Contact is used as a springboard for choreographic exploration and is aimed at anyone who is willing to explore this process.
Previous experience in movement is preferred but long-term experience with movement or contact improvisation is not essential.
This choreographic exploration process focuses on teaching choreography, on communication between performers and the choreographer, and on decisions and choices that can arise via such a process.
Anastasis Koutsogiannis
Anastasis is a certified Hatha Yoga teacher, massage therapist and former professional dancer who began the yoga journey in 1994 in Varanasi (India). He is now giving classes in Hania and also participates in various seminars in South East Asia and in Greece.
He studied Hatha, Ashtanga and Anusara Yoga in India with B.N.S. Iyenkar, in Thailand with Yonas Westring and in America with Richard Freeman and at several Yoga & meditation retreats.
His teaching is a blend of this broad & extensive background with Anusara inspiration.
Partner Yoga
Sharing the joy of Yoga (Anastasis)
Partner Yoga deepens our understanding of Yoga and our awareness of others.
Yoga is a way of uniting the self with the world.
Yoga with a partner-breathing together, guiding and supporting one another is a creative and playful journey that connects us to each other in the present moment.
ps: bring your yoga mat, or even better a camping mat and a towel.
Nikos Dalamagkas
From an early age, Nikos Dalamagkas was involved in dance and music. Somewhere along his dance career, having explored various types of dance, he discovered tango argentino. He studied it; explored it and learned much and travelled to many European milongas and festivals dancing until he could make his dream a reality: he visited Argentina and stayed in Buenos Aires, learning more about the various styles of tango, kinesiology and choreography. He is the organizer of the Tango Festival: Sunny Tango Vacations.
His studies in physics, his involvement with music, tai chi, body expression and contact improvisation have affected how he teaches tango, allowing him to maintain a balance between and respect for tango traditions while integrating new developments too.
Contact Tango
a Tango tree in a Contact forest (Nikos)
We will start off by working on basic tango techniques so that we all acquire a common tango vocabulary. Using elements from contract improvisation, we will examine key principles of musicality, expressiveness and improvisation in tango.
Drawing on images and ideas from our day-to-day lives as inspiration, we will explore the power of a tight embrace and relaxation from it in order to achieve a more flexible and interactive relationship between the pair. We will discover more contact and tango dance methods, beyond the classical chest-to-chest embrace. Every point of contact can become an embrace with one or more fellow dancers. The pair no longer needs a leader and a follower. Both lead and are led at the same time.
Anyone who has any experience with tango, contact improvisation, modern dance or some form of dance and movement, no matter how little, can take part in this seminar. It is not necessary for you to come with a dancing partner. Wear comfortable, loose clothing and soft shoes without any heel, or alternatively wear socks, or even better still come barefoot.
Uli Kaiser
Uli Kaiser has been a certified physiotherapist and shiatsu-practitioner for the last 15 years. Founding member of Shiatsu-Mitte, a space for Shiatsu and bodywork in Berlin.

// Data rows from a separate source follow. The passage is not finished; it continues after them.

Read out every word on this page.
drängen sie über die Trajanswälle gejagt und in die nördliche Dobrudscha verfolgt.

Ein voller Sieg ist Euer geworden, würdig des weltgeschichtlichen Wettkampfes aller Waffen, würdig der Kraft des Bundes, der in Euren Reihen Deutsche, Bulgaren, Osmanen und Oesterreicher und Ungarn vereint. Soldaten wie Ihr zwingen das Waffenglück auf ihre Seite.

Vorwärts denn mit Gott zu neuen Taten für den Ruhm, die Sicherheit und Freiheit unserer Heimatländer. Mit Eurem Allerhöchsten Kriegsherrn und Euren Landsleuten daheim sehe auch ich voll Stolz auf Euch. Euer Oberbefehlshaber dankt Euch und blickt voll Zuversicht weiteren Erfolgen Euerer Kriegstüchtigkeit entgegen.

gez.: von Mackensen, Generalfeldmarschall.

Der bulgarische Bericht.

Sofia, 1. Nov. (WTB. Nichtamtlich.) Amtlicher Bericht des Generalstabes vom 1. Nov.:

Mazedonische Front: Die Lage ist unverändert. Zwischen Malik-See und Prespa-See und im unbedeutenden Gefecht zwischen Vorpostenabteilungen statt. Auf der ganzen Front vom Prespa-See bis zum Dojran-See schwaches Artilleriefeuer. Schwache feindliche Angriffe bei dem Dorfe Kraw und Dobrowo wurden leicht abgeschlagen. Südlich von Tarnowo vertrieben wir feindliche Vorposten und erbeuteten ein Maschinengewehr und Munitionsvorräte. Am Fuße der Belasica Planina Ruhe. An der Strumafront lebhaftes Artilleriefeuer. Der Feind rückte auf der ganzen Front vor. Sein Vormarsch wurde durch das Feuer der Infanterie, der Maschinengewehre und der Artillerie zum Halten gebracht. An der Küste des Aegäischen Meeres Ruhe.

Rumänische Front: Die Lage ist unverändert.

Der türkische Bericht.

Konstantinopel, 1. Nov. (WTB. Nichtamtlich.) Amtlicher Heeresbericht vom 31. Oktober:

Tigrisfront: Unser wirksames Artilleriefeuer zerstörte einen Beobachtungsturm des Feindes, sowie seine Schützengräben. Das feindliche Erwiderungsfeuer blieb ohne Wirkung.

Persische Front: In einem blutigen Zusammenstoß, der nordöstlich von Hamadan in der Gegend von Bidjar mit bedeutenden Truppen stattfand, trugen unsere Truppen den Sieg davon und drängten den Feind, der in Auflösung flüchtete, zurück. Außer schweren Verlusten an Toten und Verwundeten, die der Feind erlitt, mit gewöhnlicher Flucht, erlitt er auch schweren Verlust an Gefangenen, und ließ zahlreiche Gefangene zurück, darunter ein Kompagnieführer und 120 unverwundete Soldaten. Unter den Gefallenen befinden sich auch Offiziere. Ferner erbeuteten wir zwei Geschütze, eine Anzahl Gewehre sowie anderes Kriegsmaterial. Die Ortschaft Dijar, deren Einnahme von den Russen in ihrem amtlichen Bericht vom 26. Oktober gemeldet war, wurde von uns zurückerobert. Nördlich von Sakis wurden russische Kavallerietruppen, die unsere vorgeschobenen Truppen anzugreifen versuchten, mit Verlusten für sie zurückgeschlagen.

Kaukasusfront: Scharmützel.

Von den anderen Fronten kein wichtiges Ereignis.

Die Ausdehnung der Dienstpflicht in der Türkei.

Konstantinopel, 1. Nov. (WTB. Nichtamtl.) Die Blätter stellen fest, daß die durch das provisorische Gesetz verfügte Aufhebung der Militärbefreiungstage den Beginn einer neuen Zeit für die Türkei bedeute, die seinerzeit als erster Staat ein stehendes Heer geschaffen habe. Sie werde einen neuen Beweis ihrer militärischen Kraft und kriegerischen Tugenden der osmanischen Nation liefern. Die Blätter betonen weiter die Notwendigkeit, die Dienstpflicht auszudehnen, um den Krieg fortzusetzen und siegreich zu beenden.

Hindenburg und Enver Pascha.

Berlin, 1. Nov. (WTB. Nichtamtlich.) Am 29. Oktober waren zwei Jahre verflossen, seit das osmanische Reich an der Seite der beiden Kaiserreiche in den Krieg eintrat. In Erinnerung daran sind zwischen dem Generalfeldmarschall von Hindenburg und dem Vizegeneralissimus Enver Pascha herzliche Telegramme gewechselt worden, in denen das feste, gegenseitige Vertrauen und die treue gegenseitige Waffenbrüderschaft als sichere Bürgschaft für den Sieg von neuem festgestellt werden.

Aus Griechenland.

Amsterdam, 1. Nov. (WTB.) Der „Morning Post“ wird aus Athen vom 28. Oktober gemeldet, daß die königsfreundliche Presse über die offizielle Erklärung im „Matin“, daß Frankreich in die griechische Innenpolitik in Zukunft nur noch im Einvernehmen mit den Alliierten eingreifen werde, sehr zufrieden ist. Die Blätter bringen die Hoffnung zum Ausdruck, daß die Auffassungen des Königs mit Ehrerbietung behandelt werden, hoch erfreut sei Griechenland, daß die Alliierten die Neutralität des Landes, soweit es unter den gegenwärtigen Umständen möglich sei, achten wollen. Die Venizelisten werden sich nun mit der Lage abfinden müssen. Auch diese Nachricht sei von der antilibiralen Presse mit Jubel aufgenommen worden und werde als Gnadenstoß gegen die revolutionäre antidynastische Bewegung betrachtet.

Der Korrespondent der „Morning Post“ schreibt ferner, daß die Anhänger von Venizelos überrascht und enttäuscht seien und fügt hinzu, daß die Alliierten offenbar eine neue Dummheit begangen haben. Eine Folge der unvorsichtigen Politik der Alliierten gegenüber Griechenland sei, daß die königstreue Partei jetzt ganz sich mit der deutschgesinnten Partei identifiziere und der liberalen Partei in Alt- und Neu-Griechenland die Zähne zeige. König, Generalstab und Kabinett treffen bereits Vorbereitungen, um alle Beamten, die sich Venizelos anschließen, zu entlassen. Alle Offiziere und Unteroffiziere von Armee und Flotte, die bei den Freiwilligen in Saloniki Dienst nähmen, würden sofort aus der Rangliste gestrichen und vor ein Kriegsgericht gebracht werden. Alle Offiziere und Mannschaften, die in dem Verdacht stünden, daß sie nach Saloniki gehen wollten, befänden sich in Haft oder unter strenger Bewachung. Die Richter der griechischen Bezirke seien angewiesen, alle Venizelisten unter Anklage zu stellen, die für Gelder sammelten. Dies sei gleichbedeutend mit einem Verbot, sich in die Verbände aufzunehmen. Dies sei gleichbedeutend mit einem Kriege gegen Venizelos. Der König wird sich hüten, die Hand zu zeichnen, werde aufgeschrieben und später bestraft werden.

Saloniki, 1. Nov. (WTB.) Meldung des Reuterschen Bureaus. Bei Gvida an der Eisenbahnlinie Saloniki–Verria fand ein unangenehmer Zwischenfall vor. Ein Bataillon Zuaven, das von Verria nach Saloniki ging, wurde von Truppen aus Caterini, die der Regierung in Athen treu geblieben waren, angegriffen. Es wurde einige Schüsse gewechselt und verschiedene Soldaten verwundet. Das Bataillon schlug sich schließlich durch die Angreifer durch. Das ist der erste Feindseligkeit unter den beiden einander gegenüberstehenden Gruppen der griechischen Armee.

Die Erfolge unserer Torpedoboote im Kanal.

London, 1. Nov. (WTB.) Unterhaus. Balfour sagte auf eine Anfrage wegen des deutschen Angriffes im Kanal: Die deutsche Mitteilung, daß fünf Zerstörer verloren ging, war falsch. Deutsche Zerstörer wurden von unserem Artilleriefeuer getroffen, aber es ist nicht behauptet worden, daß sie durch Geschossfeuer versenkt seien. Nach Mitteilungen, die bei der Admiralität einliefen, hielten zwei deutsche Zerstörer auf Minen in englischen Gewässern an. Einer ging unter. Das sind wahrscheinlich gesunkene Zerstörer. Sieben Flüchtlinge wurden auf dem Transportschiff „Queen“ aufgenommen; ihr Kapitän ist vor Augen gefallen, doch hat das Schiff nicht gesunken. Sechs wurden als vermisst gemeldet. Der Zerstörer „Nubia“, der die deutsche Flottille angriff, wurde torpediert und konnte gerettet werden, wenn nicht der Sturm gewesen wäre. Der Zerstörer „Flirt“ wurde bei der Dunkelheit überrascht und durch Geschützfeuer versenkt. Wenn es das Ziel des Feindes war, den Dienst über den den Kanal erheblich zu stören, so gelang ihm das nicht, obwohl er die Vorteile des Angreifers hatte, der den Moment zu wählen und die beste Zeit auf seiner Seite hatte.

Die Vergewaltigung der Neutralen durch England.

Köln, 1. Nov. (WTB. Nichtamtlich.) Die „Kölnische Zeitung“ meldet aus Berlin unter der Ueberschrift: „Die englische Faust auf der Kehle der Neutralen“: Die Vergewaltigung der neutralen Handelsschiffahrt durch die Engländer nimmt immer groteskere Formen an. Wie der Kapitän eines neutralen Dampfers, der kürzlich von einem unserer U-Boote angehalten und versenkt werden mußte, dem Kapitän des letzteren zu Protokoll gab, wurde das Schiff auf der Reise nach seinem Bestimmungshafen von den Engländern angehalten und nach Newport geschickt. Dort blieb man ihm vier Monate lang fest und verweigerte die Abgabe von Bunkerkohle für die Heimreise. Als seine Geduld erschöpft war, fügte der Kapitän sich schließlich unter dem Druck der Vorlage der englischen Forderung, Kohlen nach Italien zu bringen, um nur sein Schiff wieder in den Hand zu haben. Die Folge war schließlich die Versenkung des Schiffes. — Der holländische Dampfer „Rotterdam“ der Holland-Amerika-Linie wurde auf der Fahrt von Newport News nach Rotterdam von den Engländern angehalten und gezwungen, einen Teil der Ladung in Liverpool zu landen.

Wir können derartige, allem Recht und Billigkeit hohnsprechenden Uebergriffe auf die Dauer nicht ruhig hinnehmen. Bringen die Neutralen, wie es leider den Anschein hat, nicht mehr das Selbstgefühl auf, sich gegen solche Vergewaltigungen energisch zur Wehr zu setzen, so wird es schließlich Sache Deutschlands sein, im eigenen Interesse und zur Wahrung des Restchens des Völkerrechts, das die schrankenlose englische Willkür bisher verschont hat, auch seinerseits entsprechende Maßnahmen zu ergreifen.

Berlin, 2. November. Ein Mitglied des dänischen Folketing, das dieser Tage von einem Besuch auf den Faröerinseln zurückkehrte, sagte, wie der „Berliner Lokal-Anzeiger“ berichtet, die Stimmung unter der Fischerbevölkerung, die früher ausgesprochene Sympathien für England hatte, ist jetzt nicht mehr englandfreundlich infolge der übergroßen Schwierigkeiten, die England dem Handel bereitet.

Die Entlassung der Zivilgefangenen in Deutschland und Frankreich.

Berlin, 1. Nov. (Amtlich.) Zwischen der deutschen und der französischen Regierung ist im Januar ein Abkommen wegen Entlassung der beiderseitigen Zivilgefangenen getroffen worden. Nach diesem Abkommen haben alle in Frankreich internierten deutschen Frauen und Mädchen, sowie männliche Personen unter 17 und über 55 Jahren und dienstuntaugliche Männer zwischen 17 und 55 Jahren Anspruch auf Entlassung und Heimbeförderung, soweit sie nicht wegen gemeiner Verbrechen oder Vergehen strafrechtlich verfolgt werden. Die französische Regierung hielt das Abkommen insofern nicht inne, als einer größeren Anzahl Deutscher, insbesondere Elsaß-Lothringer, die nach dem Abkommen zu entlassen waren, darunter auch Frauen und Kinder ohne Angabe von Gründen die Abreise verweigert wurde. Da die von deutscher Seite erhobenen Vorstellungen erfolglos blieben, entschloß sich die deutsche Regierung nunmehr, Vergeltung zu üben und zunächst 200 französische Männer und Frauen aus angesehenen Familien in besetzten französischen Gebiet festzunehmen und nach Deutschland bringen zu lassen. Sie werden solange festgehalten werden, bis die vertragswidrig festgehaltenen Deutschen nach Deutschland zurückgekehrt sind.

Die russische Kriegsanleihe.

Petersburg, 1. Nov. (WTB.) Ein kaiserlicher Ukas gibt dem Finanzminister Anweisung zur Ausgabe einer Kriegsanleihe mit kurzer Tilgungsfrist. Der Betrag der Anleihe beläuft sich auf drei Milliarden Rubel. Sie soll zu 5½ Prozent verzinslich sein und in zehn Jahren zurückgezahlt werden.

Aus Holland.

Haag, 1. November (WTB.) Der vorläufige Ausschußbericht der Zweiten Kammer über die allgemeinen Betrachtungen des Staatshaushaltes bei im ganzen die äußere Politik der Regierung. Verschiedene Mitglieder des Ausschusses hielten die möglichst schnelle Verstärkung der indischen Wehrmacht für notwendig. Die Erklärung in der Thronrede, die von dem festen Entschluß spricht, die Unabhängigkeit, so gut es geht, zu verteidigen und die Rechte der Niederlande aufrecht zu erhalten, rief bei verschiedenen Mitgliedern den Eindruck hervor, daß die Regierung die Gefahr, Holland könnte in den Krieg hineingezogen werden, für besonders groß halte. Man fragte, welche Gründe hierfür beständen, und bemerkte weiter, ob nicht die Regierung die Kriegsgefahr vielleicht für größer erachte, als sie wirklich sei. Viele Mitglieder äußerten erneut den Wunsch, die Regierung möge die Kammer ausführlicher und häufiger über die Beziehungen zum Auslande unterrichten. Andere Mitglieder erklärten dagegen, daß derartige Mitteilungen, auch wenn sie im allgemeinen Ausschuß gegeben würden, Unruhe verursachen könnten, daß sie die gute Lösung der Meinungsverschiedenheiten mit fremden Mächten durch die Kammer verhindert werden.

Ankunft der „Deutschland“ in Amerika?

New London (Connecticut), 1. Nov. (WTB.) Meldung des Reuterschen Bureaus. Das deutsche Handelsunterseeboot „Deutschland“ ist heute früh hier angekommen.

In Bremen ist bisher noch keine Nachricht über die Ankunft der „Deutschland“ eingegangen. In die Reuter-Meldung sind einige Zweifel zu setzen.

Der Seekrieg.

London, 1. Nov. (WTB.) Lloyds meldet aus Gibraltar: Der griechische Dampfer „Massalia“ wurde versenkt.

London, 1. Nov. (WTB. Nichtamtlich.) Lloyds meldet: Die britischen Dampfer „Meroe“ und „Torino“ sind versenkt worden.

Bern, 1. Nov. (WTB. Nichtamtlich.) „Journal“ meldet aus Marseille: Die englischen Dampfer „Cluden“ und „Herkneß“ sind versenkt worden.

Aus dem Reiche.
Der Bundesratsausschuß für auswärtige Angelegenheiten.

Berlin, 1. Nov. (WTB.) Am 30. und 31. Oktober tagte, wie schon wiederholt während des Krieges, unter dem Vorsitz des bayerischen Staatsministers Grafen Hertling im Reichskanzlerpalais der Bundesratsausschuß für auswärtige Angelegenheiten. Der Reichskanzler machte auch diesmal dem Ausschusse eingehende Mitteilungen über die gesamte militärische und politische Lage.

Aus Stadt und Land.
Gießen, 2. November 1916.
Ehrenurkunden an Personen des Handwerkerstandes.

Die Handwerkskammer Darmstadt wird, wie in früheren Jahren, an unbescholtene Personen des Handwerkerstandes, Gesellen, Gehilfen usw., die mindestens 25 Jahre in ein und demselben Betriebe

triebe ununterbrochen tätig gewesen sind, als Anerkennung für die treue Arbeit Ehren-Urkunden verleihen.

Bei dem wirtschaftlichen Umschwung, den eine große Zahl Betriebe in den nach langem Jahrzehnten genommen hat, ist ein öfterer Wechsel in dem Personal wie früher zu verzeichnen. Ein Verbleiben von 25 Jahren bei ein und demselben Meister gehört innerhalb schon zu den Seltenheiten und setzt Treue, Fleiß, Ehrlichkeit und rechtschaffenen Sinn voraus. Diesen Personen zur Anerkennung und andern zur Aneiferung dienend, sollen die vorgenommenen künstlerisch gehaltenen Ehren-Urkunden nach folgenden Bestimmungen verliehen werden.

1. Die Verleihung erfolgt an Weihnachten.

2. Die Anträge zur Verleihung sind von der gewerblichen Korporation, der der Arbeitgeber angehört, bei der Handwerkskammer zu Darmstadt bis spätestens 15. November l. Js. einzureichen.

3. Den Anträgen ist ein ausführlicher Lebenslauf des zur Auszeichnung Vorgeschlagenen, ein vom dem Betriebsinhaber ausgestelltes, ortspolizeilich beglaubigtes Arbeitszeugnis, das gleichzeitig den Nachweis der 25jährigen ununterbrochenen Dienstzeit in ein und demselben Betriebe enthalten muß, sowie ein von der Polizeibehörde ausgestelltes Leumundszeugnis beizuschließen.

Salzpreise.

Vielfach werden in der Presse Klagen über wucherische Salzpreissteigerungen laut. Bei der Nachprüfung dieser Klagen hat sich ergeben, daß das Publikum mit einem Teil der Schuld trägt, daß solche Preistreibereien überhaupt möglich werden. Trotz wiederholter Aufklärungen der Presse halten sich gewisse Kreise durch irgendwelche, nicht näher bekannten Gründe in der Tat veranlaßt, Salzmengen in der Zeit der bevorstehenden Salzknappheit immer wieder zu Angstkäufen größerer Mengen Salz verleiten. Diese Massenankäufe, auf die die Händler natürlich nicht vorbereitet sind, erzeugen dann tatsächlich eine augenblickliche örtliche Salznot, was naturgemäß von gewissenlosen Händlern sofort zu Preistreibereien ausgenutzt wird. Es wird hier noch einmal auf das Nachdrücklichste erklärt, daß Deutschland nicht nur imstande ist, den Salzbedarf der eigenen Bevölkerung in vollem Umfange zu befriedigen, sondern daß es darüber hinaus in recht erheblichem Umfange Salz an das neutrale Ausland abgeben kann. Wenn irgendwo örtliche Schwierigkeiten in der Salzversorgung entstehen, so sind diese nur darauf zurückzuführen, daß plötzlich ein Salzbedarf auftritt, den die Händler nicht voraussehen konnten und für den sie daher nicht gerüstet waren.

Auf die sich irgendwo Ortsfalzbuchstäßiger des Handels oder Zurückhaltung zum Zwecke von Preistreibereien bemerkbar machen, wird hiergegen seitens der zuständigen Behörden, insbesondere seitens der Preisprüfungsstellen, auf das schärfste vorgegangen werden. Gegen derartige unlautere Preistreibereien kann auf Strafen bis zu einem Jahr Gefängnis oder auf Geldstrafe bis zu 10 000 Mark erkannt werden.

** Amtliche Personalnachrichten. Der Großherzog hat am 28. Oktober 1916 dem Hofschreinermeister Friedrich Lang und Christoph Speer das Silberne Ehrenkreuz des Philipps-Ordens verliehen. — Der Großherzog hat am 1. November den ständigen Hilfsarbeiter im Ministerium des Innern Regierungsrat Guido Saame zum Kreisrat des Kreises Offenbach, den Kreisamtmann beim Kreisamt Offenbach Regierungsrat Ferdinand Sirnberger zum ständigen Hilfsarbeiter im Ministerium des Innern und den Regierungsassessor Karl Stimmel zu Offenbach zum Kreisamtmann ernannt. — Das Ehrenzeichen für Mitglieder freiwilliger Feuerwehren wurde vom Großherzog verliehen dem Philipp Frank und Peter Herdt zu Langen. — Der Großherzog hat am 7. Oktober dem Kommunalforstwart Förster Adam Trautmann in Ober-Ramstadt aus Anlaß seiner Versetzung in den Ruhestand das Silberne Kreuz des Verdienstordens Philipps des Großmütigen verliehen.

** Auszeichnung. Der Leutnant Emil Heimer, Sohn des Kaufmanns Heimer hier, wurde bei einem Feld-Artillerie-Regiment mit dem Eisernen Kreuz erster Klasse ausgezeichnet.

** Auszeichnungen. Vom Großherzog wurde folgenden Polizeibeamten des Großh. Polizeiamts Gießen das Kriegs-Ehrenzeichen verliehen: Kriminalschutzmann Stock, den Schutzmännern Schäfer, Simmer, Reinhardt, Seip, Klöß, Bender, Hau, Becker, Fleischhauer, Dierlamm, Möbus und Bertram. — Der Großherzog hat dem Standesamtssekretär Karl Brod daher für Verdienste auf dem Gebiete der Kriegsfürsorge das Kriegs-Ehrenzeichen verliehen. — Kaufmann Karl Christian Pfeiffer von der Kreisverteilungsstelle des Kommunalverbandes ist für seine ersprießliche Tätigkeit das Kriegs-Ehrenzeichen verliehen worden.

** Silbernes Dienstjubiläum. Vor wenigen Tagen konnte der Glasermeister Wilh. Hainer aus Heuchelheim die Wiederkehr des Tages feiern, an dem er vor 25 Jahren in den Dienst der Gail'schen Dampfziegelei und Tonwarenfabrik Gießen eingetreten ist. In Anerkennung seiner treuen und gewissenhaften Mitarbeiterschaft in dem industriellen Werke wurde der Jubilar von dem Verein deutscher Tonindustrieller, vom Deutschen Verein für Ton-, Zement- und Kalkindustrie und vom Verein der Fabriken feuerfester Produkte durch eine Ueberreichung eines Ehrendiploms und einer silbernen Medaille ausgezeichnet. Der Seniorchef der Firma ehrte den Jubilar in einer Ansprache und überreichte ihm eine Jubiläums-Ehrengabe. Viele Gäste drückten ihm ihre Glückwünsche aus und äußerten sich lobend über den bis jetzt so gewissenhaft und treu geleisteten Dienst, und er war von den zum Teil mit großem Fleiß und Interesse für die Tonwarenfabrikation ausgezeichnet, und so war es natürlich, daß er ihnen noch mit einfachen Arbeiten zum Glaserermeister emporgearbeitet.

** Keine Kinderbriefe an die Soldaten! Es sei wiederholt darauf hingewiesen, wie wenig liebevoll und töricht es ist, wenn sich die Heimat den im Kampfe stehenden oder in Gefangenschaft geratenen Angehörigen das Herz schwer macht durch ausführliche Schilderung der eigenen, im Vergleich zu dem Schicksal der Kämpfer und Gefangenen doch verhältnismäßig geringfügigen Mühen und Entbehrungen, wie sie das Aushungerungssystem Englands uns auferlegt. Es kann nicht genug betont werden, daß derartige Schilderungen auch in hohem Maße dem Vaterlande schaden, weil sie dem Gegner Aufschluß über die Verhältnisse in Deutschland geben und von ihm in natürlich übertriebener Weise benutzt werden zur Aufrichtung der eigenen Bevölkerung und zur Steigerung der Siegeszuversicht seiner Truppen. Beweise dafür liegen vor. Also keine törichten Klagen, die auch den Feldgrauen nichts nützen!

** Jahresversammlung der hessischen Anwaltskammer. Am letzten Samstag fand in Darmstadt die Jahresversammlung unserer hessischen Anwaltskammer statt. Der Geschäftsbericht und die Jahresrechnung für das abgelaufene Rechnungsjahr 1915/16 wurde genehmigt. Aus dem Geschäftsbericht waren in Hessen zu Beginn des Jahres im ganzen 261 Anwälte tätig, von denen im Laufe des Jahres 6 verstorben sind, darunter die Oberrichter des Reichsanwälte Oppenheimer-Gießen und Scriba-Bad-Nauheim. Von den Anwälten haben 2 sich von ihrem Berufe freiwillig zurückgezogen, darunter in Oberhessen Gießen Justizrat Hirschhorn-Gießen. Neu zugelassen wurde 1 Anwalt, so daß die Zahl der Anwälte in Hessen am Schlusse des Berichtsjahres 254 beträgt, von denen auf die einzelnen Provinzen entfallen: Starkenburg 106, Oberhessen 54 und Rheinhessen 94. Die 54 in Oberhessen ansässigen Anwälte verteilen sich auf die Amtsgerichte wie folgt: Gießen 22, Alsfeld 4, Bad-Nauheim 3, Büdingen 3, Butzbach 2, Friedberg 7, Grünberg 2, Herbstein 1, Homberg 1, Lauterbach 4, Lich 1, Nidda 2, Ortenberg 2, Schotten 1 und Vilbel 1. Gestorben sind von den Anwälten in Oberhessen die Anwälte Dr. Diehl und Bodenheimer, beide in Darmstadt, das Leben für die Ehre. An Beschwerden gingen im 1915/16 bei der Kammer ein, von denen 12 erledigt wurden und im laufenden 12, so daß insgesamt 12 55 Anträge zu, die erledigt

He is now living at the Ponderosa Dance Center in the countryside working from time to time as a physiotherapist with a shiatsu-based approach treatment.
Shiatsu
Shaking, rocking and lenghtening - Warm up or cool down with Shiatsu-techniques (Uli)
The Workshop will introduce you to basic Shiatsu techniques and principles, with special attention being paid to flexibility, posture, and alignment. Everybody is welcome!